International Monetary Fund (IMF) MD Dominique Strauss-Kahn on Tuesday called for greater global cooperation in regulating the world's financial systems.
Addressing students and academics at the University of the Witwatersrand in Johannesburg, he argued that alignment in the global governance of the financial markets was critical in order to mitigate the effects of potential future crises and other market shocks.
Strauss-Kahn, on a three-day visit to Africa, said that the world had learnt important lessons resulting from the global financial crisis. The first was that the crisis had demonstrated a "very interconnected and globalised" world in which a market shock in the US would affect Africa, and anywhere else on the globe. This was owing to the large exchange of capital flow and movement of finances in the global economy.
He argued that Africa, in turn, had become the "innocent victim" of the crisis and was hit particularly hard owing to its reliance on primary commodities, remittances, as well as a drying up of foreign investment. It was this reliance on international markets that made Africa particularly vulnerable to the economic downturn.
The second lesson that the crisis demonstrated was that the credit crunch had not only affected the financial sector, but also the real economy, in that no economic sectors were left untouched and the normal consumer felt the pinch.
However, Strauss-Kahn pointed out that a number of African countries, including South Africa, were able to mitigate some of the worst effects from the crisis owing to their strong fiscal policies and high levels of public expenditure. Although these polices, along with high levels of inflation, led to large current public account deficits, countries employing these policies were able to avoid large scale bail-out packages and their banking sector remained to a large extent intact.
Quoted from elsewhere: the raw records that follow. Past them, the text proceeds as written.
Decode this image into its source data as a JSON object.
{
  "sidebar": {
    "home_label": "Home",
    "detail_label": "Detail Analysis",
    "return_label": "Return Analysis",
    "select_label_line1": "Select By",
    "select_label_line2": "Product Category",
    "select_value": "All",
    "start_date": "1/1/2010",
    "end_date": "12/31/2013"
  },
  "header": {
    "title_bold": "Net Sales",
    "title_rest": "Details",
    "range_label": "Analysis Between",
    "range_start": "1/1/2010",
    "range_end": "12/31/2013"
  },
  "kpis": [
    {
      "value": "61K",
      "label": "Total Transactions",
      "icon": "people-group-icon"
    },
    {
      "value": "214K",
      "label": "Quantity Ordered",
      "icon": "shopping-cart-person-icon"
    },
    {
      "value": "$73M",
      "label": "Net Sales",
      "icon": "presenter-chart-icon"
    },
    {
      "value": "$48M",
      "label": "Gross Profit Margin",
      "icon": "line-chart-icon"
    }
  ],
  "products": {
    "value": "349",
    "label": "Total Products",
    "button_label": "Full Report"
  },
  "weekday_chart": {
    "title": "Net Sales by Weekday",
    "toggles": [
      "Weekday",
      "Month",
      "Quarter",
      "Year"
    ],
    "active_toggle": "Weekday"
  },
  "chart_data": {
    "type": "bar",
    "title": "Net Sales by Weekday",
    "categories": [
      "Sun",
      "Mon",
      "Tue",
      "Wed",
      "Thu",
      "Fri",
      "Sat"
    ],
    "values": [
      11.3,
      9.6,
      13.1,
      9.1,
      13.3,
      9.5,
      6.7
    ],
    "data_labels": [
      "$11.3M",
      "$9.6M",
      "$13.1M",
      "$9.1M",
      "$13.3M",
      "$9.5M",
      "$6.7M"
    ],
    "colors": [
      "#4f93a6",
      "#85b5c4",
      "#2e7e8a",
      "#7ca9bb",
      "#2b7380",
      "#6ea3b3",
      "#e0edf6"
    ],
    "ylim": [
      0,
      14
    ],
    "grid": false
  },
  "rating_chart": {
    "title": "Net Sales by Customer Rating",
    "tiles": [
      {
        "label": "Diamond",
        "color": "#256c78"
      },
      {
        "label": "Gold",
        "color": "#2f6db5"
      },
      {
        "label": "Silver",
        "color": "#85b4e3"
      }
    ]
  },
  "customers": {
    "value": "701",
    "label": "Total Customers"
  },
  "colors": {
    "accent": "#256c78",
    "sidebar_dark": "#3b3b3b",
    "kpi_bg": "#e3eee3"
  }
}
The fact that fiscal stimulus policies were relatively well established in the South African economy, meant that they acted like a buffer against the crisis to a certain degree, Strauss-Kahn argued.
He said that South Africa had implemented the correct policies in dealing with the crisis, which included policies of inflation targeting, the measured easing of monetary policy and a comprehensive fiscal stimulus programme. Although it was too early to assess the full effects of the economic downturn, he argued that it would be premature for countries to start exiting stimulus packages.
On the domestic front, he argued that employing policies that devalued the rand through a decrease in interest rates, were a "short-sighted" approach to curbing South Africa's unemployment. In addition, he called for added competition in the country's banking sector.
COOPERATIVE GLOBAL GOVERNANCE
The fact that the financial crisis originated in the US property market represented the large-scale impact that the country's economy had on the globalised world. From this rationale, Strauss-Kahn called for greater cooperation and coordination in employing macroeconomic policies that mitigate effects of global financial shocks.
Although countries would deal with domestic political pressures before addressing international economic demands, he urged civil society to apply public pressure on governments to implement such policies in order to avoid another large-scale crisis.
Although the IMF could not be the supervisory and oversight body to enforce greater regulation, it could only recommend certain policies. Strauss-Kahn, however, called for international political buy-in from governments in order for existing entities such as the Financial Stability Board among others to provide the regulatory and oversight services.